Duty of non-clinical staff

The second issue for the Court then became whether there was a failure (which could amount to a breach of duty) by non-clinical reception staff to provide the Claimant with accurate waiting times to be seen by a triage nurse.

The Defendant argued that it would not be unfair, unjust or unreasonable to hold the A&E department responsible for the consequences of the claimant leaving the A&E department in the circumstances of this case. The Defendant argued that there should not be an assumption of responsibility for the consequences resultant from a failure by a civilian reception staff giving inaccurate or incomplete information. An imposition of such a duty would be unreasonable and would make the role NHS receptionist very difficult.

As the judge highlighted: “We seem to live in an age where there is in perception at least, increasing reluctance by individuals to take personal responsibility for their own actions. Here, the Claimant’s case on this issue broadly stated that it was the fault of the receptionist that he left the hospital and thus their fault for everything that flowed from such departure”.

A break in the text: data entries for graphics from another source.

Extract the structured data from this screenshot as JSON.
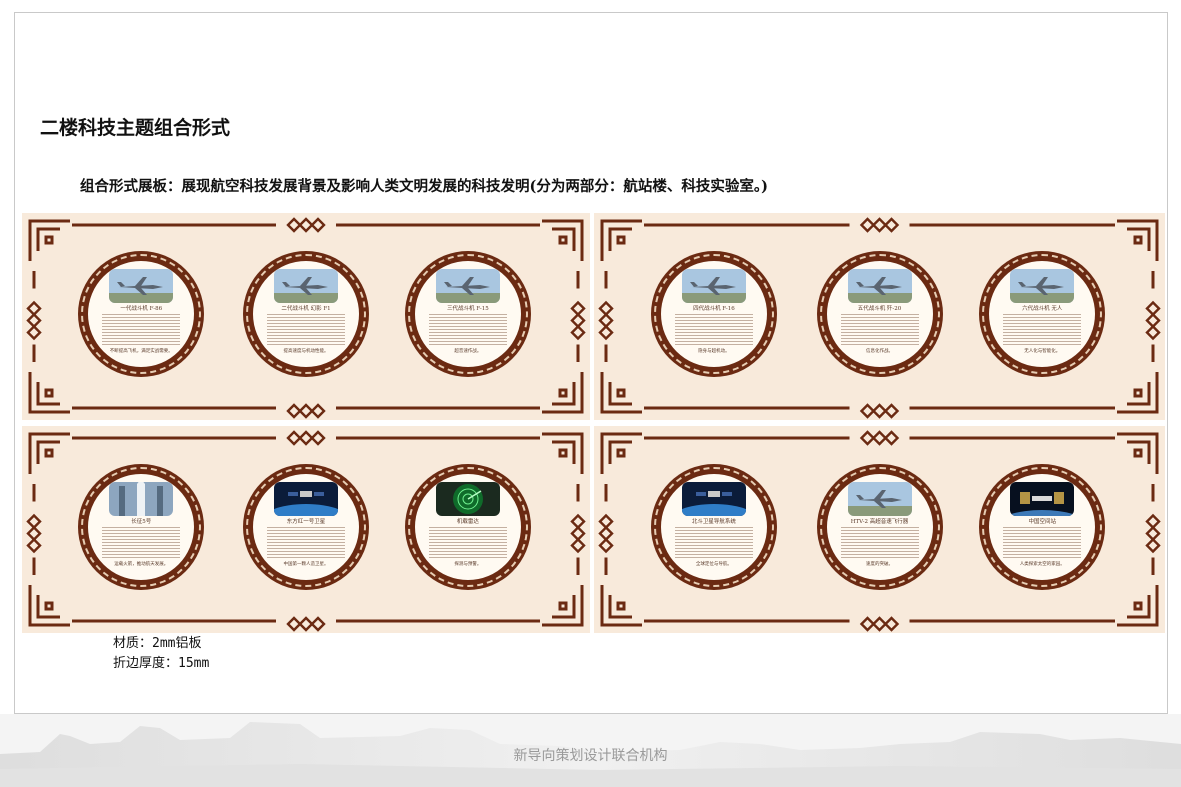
{
  "page": {
    "title": "二楼科技主题组合形式",
    "subtitle": "组合形式展板：展现航空科技发展背景及影响人类文明发展的科技发明(分为两部分：航站楼、科技实验室。)"
  },
  "colors": {
    "panel_bg": "#f8eadb",
    "ornament": "#6b2a12",
    "medallion": "#6b2a12"
  },
  "panels": [
    {
      "cards": [
        {
          "title": "一代战斗机  F-86",
          "caption": "不断提高飞机，满足实战需要。",
          "photo": "jet-photo"
        },
        {
          "title": "二代战斗机  幻影 F1",
          "caption": "提高速度与机动性能。",
          "photo": "jet-photo"
        },
        {
          "title": "三代战斗机  F-15",
          "caption": "超音速作战。",
          "photo": "jet-photo"
        }
      ]
    },
    {
      "cards": [
        {
          "title": "四代战斗机  F-16",
          "caption": "隐身与超机动。",
          "photo": "jet-photo"
        },
        {
          "title": "五代战斗机  歼-20",
          "caption": "信息化作战。",
          "photo": "jet-photo"
        },
        {
          "title": "六代战斗机  无人",
          "caption": "无人化与智能化。",
          "photo": "jet-photo"
        }
      ]
    },
    {
      "cards": [
        {
          "title": "长征5号",
          "caption": "运载火箭，推动航天发展。",
          "photo": "rocket-photo"
        },
        {
          "title": "东方红一号卫星",
          "caption": "中国第一颗人造卫星。",
          "photo": "satellite-photo"
        },
        {
          "title": "机载雷达",
          "caption": "探测与预警。",
          "photo": "radar-photo"
        }
      ]
    },
    {
      "cards": [
        {
          "title": "北斗卫星导航系统",
          "caption": "全球定位与导航。",
          "photo": "satellite-photo"
        },
        {
          "title": "HTV-2 高超音速飞行器",
          "caption": "速度的突破。",
          "photo": "jet-photo"
        },
        {
          "title": "中国空间站",
          "caption": "人类探索太空的家园。",
          "photo": "station-photo"
        }
      ]
    }
  ],
  "specs": {
    "material": "材质：2mm铝板",
    "fold_thickness": "折边厚度：15mm"
  },
  "footer": {
    "text": "新导向策划设计联合机构"
  }
}
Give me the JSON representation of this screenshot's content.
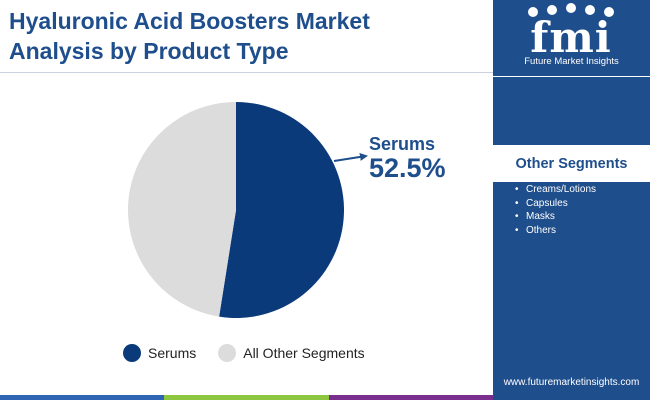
{
  "header": {
    "title_line1": "Hyaluronic Acid Boosters Market",
    "title_line2": "Analysis by Product Type"
  },
  "chart_data": {
    "type": "pie",
    "categories": [
      "Serums",
      "All Other Segments"
    ],
    "values": [
      52.5,
      47.5
    ],
    "colors": [
      "#0a3a7a",
      "#dcdcdc"
    ],
    "callout": {
      "label": "Serums",
      "value": "52.5%"
    }
  },
  "legend": {
    "items": [
      {
        "label": "Serums",
        "color": "#0a3a7a"
      },
      {
        "label": "All Other Segments",
        "color": "#dcdcdc"
      }
    ]
  },
  "side_panel": {
    "logo_text": "fmi",
    "logo_caption": "Future Market Insights",
    "segments_title": "Other Segments",
    "segments": [
      "Creams/Lotions",
      "Capsules",
      "Masks",
      "Others"
    ],
    "website": "www.futuremarketinsights.com"
  },
  "colors": {
    "brand_blue": "#1f4e8c",
    "bottom_bar": [
      "#2f66b3",
      "#8dc63f",
      "#7a2f8e"
    ]
  }
}
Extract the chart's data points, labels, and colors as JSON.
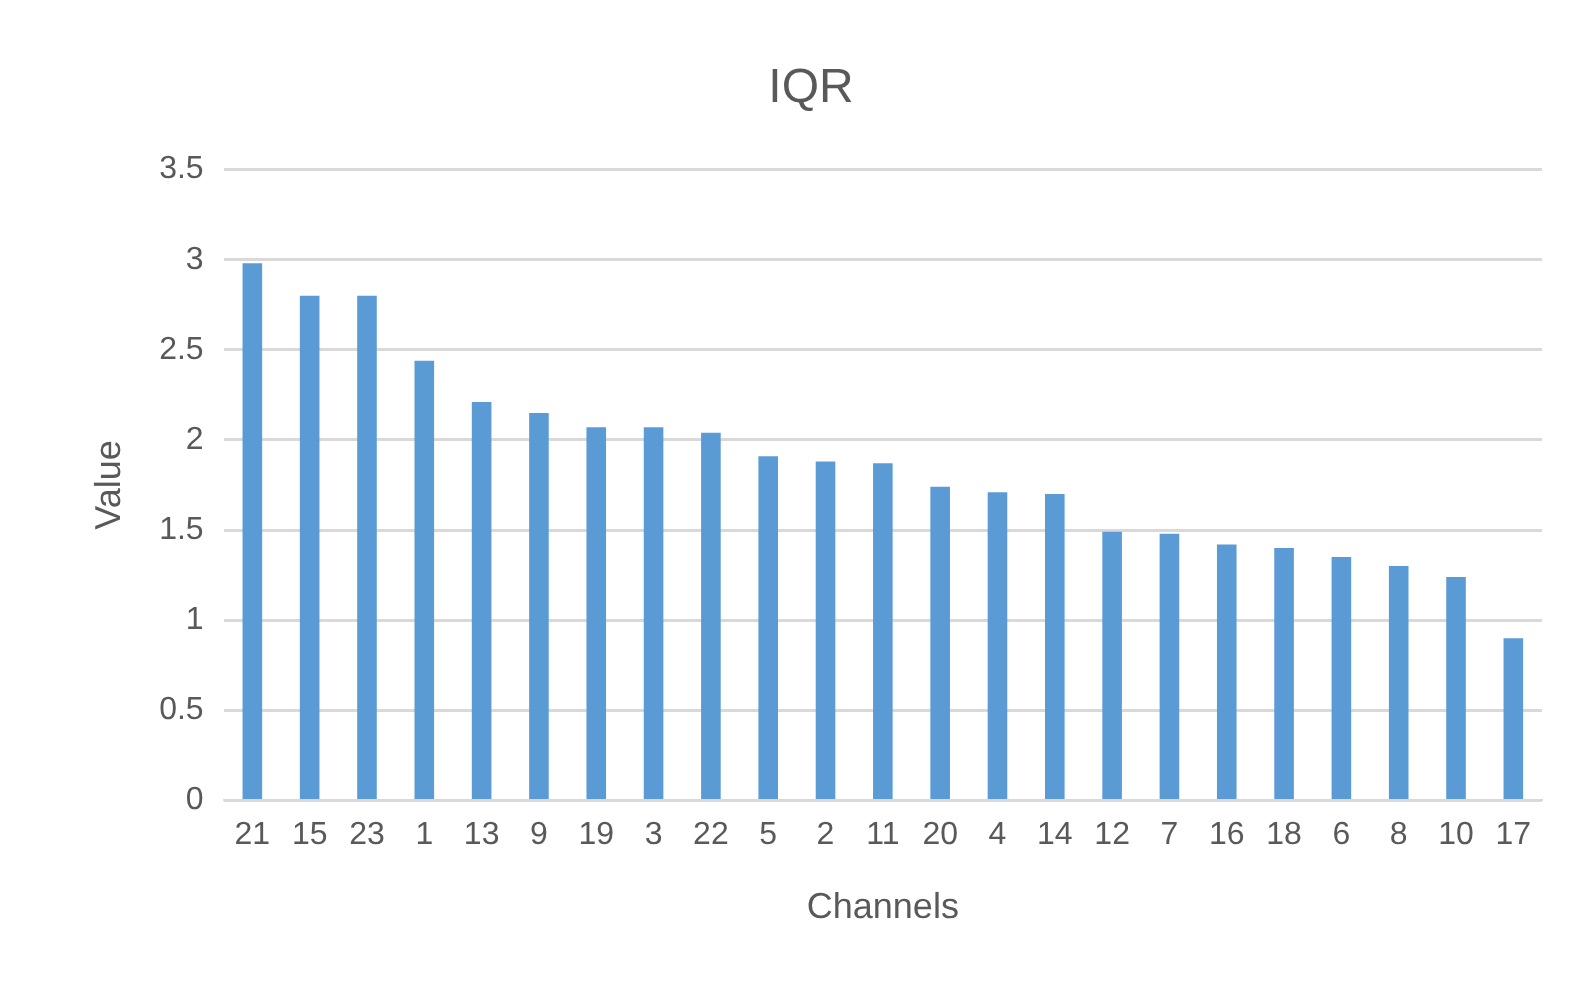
{
  "chart_data": {
    "type": "bar",
    "title": "IQR",
    "xlabel": "Channels",
    "ylabel": "Value",
    "categories": [
      "21",
      "15",
      "23",
      "1",
      "13",
      "9",
      "19",
      "3",
      "22",
      "5",
      "2",
      "11",
      "20",
      "4",
      "14",
      "12",
      "7",
      "16",
      "18",
      "6",
      "8",
      "10",
      "17"
    ],
    "values": [
      2.98,
      2.8,
      2.8,
      2.44,
      2.21,
      2.15,
      2.07,
      2.07,
      2.04,
      1.91,
      1.88,
      1.87,
      1.74,
      1.71,
      1.7,
      1.49,
      1.48,
      1.42,
      1.4,
      1.35,
      1.3,
      1.24,
      0.9
    ],
    "color": "#5b9bd5",
    "ylim": [
      0,
      3.5
    ],
    "yticks": [
      0,
      0.5,
      1,
      1.5,
      2,
      2.5,
      3,
      3.5
    ],
    "grid": "y"
  }
}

The Court found that it was reasonably foreseeable that some people leave A&E without being seen and then in some cases they may suffer harm as a result. Furthermore, it was reasonably foreseeable that a person who believes it may be four or five hours before they will be seen by  a doctor may decide to leave and would have waited if believed they would have been  sooner.

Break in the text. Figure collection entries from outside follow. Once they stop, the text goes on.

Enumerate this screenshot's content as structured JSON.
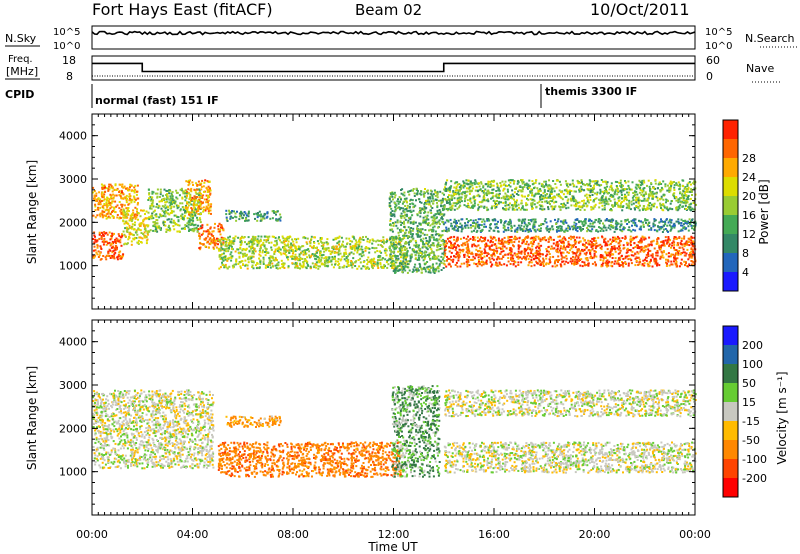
{
  "header": {
    "station": "Fort Hays East (fitACF)",
    "beam": "Beam 02",
    "date": "10/Oct/2011"
  },
  "noise_panel": {
    "left_label": "N.Sky",
    "right_label": "N.Search",
    "left_ticks": [
      "10^5",
      "10^0"
    ],
    "right_ticks": [
      "10^5",
      "10^0"
    ]
  },
  "freq_panel": {
    "left_label_1": "Freq.",
    "left_label_2": "[MHz]",
    "left_ticks": [
      "18",
      "8"
    ],
    "right_label": "Nave",
    "right_ticks": [
      "60",
      "0"
    ],
    "freq_steps": [
      {
        "start_h": 0,
        "end_h": 2.0,
        "mhz": 15
      },
      {
        "start_h": 2.0,
        "end_h": 14.0,
        "mhz": 10.5
      },
      {
        "start_h": 14.0,
        "end_h": 24.0,
        "mhz": 15
      }
    ]
  },
  "cpid_panel": {
    "label": "CPID",
    "modes": [
      {
        "start_h": 0,
        "label": "normal (fast) 151 IF"
      },
      {
        "start_h": 18.0,
        "label": "themis 3300 IF"
      }
    ]
  },
  "colors": {
    "power": [
      "#1a1aff",
      "#2266bb",
      "#338866",
      "#44aa55",
      "#99cc33",
      "#dddd00",
      "#ffaa00",
      "#ff6600",
      "#ff2200"
    ],
    "velocity": [
      "#1a1aff",
      "#2266aa",
      "#337744",
      "#66cc33",
      "#c8c8c0",
      "#ffbb00",
      "#ff8800",
      "#ff4400",
      "#ff0000"
    ]
  },
  "chart_data": [
    {
      "type": "heatmap",
      "name": "power",
      "ylabel": "Slant Range [km]",
      "yticks": [
        "1000",
        "2000",
        "3000",
        "4000"
      ],
      "ylim": [
        0,
        4500
      ],
      "colorbar_label": "Power [dB]",
      "colorbar_ticks": [
        "4",
        "8",
        "12",
        "16",
        "20",
        "24",
        "28"
      ],
      "clim": [
        0,
        30
      ],
      "regions": [
        {
          "t0": 0.0,
          "t1": 1.8,
          "r0": 2100,
          "r1": 2900,
          "db": 22
        },
        {
          "t0": 0.0,
          "t1": 1.2,
          "r0": 1150,
          "r1": 1800,
          "db": 26
        },
        {
          "t0": 1.2,
          "t1": 2.2,
          "r0": 1500,
          "r1": 2300,
          "db": 18
        },
        {
          "t0": 2.2,
          "t1": 4.3,
          "r0": 1800,
          "r1": 2800,
          "db": 14
        },
        {
          "t0": 3.7,
          "t1": 4.7,
          "r0": 2200,
          "r1": 3000,
          "db": 22
        },
        {
          "t0": 4.2,
          "t1": 5.2,
          "r0": 1400,
          "r1": 2000,
          "db": 24
        },
        {
          "t0": 5.0,
          "t1": 12.5,
          "r0": 950,
          "r1": 1700,
          "db": 16
        },
        {
          "t0": 5.3,
          "t1": 7.5,
          "r0": 2050,
          "r1": 2300,
          "db": 10
        },
        {
          "t0": 11.8,
          "t1": 14.0,
          "r0": 850,
          "r1": 2800,
          "db": 12
        },
        {
          "t0": 14.0,
          "t1": 24.0,
          "r0": 1000,
          "r1": 1700,
          "db": 26
        },
        {
          "t0": 14.0,
          "t1": 24.0,
          "r0": 2300,
          "r1": 3000,
          "db": 14
        },
        {
          "t0": 14.0,
          "t1": 24.0,
          "r0": 1800,
          "r1": 2100,
          "db": 9
        }
      ]
    },
    {
      "type": "heatmap",
      "name": "velocity",
      "ylabel": "Slant Range [km]",
      "yticks": [
        "1000",
        "2000",
        "3000",
        "4000"
      ],
      "ylim": [
        0,
        4500
      ],
      "colorbar_label": "Velocity [m s⁻¹]",
      "colorbar_ticks": [
        "200",
        "100",
        "50",
        "15",
        "-15",
        "-50",
        "-100",
        "-200"
      ],
      "clim": [
        -250,
        250
      ],
      "xlabel": "Time UT",
      "xticks": [
        "00:00",
        "04:00",
        "08:00",
        "12:00",
        "16:00",
        "20:00",
        "00:00"
      ],
      "xlim": [
        0,
        24
      ],
      "regions": [
        {
          "t0": 0.0,
          "t1": 4.8,
          "r0": 1100,
          "r1": 2900,
          "v": 0
        },
        {
          "t0": 5.0,
          "t1": 12.3,
          "r0": 900,
          "r1": 1700,
          "v": -60
        },
        {
          "t0": 5.3,
          "t1": 7.5,
          "r0": 2050,
          "r1": 2300,
          "v": -40
        },
        {
          "t0": 11.9,
          "t1": 13.8,
          "r0": 900,
          "r1": 3000,
          "v": 30
        },
        {
          "t0": 14.0,
          "t1": 24.0,
          "r0": 1000,
          "r1": 1700,
          "v": 0
        },
        {
          "t0": 14.0,
          "t1": 24.0,
          "r0": 2300,
          "r1": 2900,
          "v": 0
        }
      ]
    }
  ]
}
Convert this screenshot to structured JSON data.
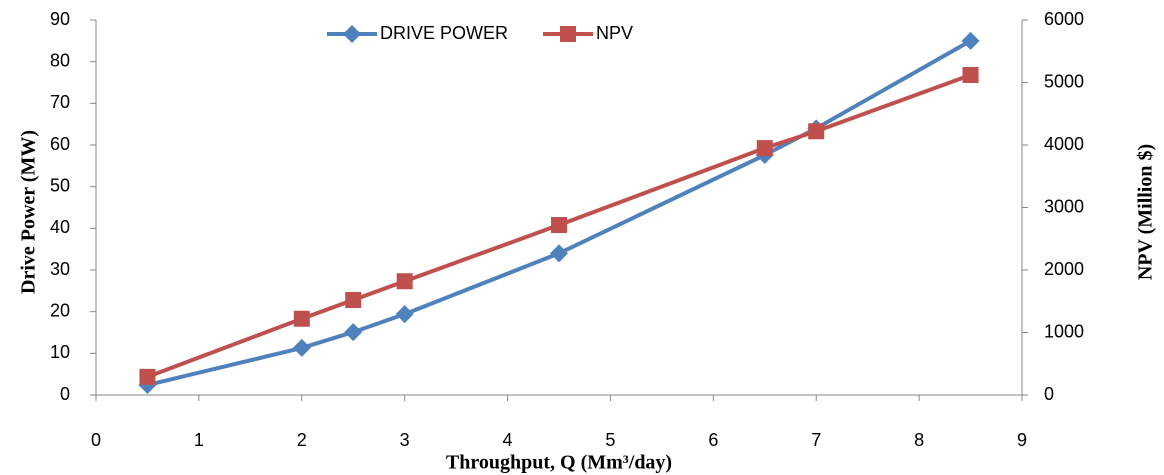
{
  "chart_data": {
    "type": "line",
    "x_label": "Throughput, Q (Mm³/day)",
    "y_label": "Drive Power (MW)",
    "y2_label": "NPV (Million $)",
    "xlim": [
      0,
      9
    ],
    "xticks": [
      0,
      1,
      2,
      3,
      4,
      5,
      6,
      7,
      8,
      9
    ],
    "ylim": [
      0,
      90
    ],
    "yticks": [
      0,
      10,
      20,
      30,
      40,
      50,
      60,
      70,
      80,
      90
    ],
    "y2lim": [
      0,
      6000
    ],
    "y2ticks": [
      0,
      1000,
      2000,
      3000,
      4000,
      5000,
      6000
    ],
    "grid": false,
    "legend": "top",
    "series": [
      {
        "name": "DRIVE POWER",
        "color": "#4f81bd",
        "marker": "diamond",
        "x": [
          0.5,
          2,
          2.5,
          3,
          4.5,
          6.5,
          7,
          8.5
        ],
        "values": [
          2.4,
          11.3,
          15.1,
          19.4,
          34,
          57.6,
          64,
          85
        ]
      },
      {
        "name": "NPV",
        "color": "#c0504d",
        "marker": "square",
        "axis": "y2",
        "x": [
          0.5,
          2,
          2.5,
          3,
          4.5,
          6.5,
          7,
          8.5
        ],
        "values": [
          290,
          1220,
          1520,
          1820,
          2720,
          3950,
          4220,
          5120
        ]
      }
    ]
  }
}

In this case, the Court concluded that it would not be fair, just and reasonable to impose liability on the defendant as a result of a failure by the receptionist to inform the claimant of the likely waiting time to be seen by a triage nurse. The Court admitted as much when passing judgment that this was a policy decision.

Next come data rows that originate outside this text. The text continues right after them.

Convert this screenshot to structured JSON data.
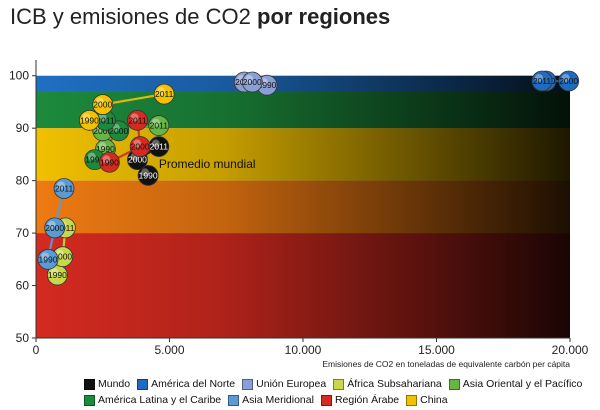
{
  "title": {
    "normal": "ICB y emisiones de CO2",
    "bold": "por regiones"
  },
  "chart_data": {
    "type": "scatter",
    "title": "ICB y emisiones de CO2 por regiones",
    "xlabel": "Emisiones de CO2 en toneladas de equivalente carbón per cápita",
    "ylabel": "",
    "xlim": [
      0,
      20000
    ],
    "ylim": [
      50,
      103
    ],
    "x_ticks": [
      "0",
      "5.000",
      "10.000",
      "15.000",
      "20.000"
    ],
    "y_ticks": [
      "50",
      "60",
      "70",
      "80",
      "90",
      "100"
    ],
    "bands": [
      {
        "from": 97,
        "to": 100,
        "color": "#1f6fc2"
      },
      {
        "from": 90,
        "to": 97,
        "color": "#1c8a3c"
      },
      {
        "from": 80,
        "to": 90,
        "color": "#f0c000"
      },
      {
        "from": 70,
        "to": 80,
        "color": "#ee7a12"
      },
      {
        "from": 50,
        "to": 70,
        "color": "#d42a20"
      }
    ],
    "series": [
      {
        "name": "Mundo",
        "color": "#111111",
        "label_color": "#ffffff",
        "points": [
          {
            "x": 4200,
            "y": 81,
            "label": "1990"
          },
          {
            "x": 3800,
            "y": 84,
            "label": "2000"
          },
          {
            "x": 4600,
            "y": 86.5,
            "label": "2011"
          }
        ]
      },
      {
        "name": "América del Norte",
        "color": "#1e6bbf",
        "label_color": "#111111",
        "points": [
          {
            "x": 19100,
            "y": 99,
            "label": "1990"
          },
          {
            "x": 18950,
            "y": 99,
            "label": "2011"
          },
          {
            "x": 19950,
            "y": 99,
            "label": "2000"
          }
        ]
      },
      {
        "name": "Unión Europea",
        "color": "#8a9fd6",
        "label_color": "#111111",
        "points": [
          {
            "x": 8650,
            "y": 98.2,
            "label": "1990"
          },
          {
            "x": 7800,
            "y": 98.8,
            "label": "2011"
          },
          {
            "x": 8100,
            "y": 98.8,
            "label": "2000"
          }
        ]
      },
      {
        "name": "África Subsahariana",
        "color": "#c8d84a",
        "label_color": "#111111",
        "points": [
          {
            "x": 800,
            "y": 62,
            "label": "1990"
          },
          {
            "x": 1000,
            "y": 65.5,
            "label": "2000"
          },
          {
            "x": 1100,
            "y": 71,
            "label": "2011"
          }
        ]
      },
      {
        "name": "Asia Oriental y el Pacífico",
        "color": "#66b646",
        "label_color": "#111111",
        "points": [
          {
            "x": 2600,
            "y": 86,
            "label": "1990"
          },
          {
            "x": 2500,
            "y": 89.5,
            "label": "2000"
          },
          {
            "x": 4600,
            "y": 90.5,
            "label": "2011"
          }
        ]
      },
      {
        "name": "América Latina y el Caribe",
        "color": "#1c8a3c",
        "label_color": "#111111",
        "points": [
          {
            "x": 2200,
            "y": 84,
            "label": "1990"
          },
          {
            "x": 3100,
            "y": 89.5,
            "label": "2000"
          },
          {
            "x": 2600,
            "y": 91.5,
            "label": "2011"
          }
        ]
      },
      {
        "name": "Asia Meridional",
        "color": "#5b9bd5",
        "label_color": "#111111",
        "points": [
          {
            "x": 450,
            "y": 65,
            "label": "1990"
          },
          {
            "x": 700,
            "y": 71,
            "label": "2000"
          },
          {
            "x": 1050,
            "y": 78.5,
            "label": "2011"
          }
        ]
      },
      {
        "name": "Región Árabe",
        "color": "#d42a20",
        "label_color": "#111111",
        "points": [
          {
            "x": 2750,
            "y": 83.5,
            "label": "1990"
          },
          {
            "x": 3900,
            "y": 86.5,
            "label": "2000"
          },
          {
            "x": 3800,
            "y": 91.5,
            "label": "2011"
          }
        ]
      },
      {
        "name": "China",
        "color": "#f2c200",
        "label_color": "#111111",
        "points": [
          {
            "x": 2000,
            "y": 91.5,
            "label": "1990"
          },
          {
            "x": 2500,
            "y": 94.5,
            "label": "2000"
          },
          {
            "x": 4800,
            "y": 96.5,
            "label": "2011"
          }
        ]
      }
    ],
    "annotations": [
      {
        "text": "Promedio mundial",
        "x": 4600,
        "y": 83
      }
    ]
  }
}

The court even went so far as to say that “The ultimate conclusion could be justified on the basis of the connection between the alleged inadequacies of the information provided and the harm suffered is broken because the decision to leave is ultimately the decision of the claimant. It was the claimant who was aware that he had been struck over the head. He knew he was in pain. He knew that ultimately he would be seen. He took the decision to leave before had had been seen. Ultimately, it is the Claimant who must take responsibility for the consequence of that decision, not the defendant.” 

Conclusions

The finding in respect of the NICE guidance issue is eminently sensible and was made in circumstances where the Defendant Trust was able to show evidence that this was a particularly busy time in A&E where there was a high clinical workload at the time of the Claimant’s attendance. It reiterates what is often argued by Defendants in clinical negligence claims, i.e. that NICE guidance are precisely that and in many circumstances a description of optimal practice. Flagrant disregard for NICE guidelines should be deemed unacceptable but equally a failure to comply to NICE guidance to the letter of law should not on its own be a damning factor.

There is no doubt that the issues that arose in this case will arise in subsequent cases; however, for the time being, it provides useful assistance to clinicians and, indeed, lawyers when deciding what level of importance to assign strict adherence to NICE guidelines. It is a reminder to lawyers and Trusts when considering complaints or adverse incidents that things are rarely black and white.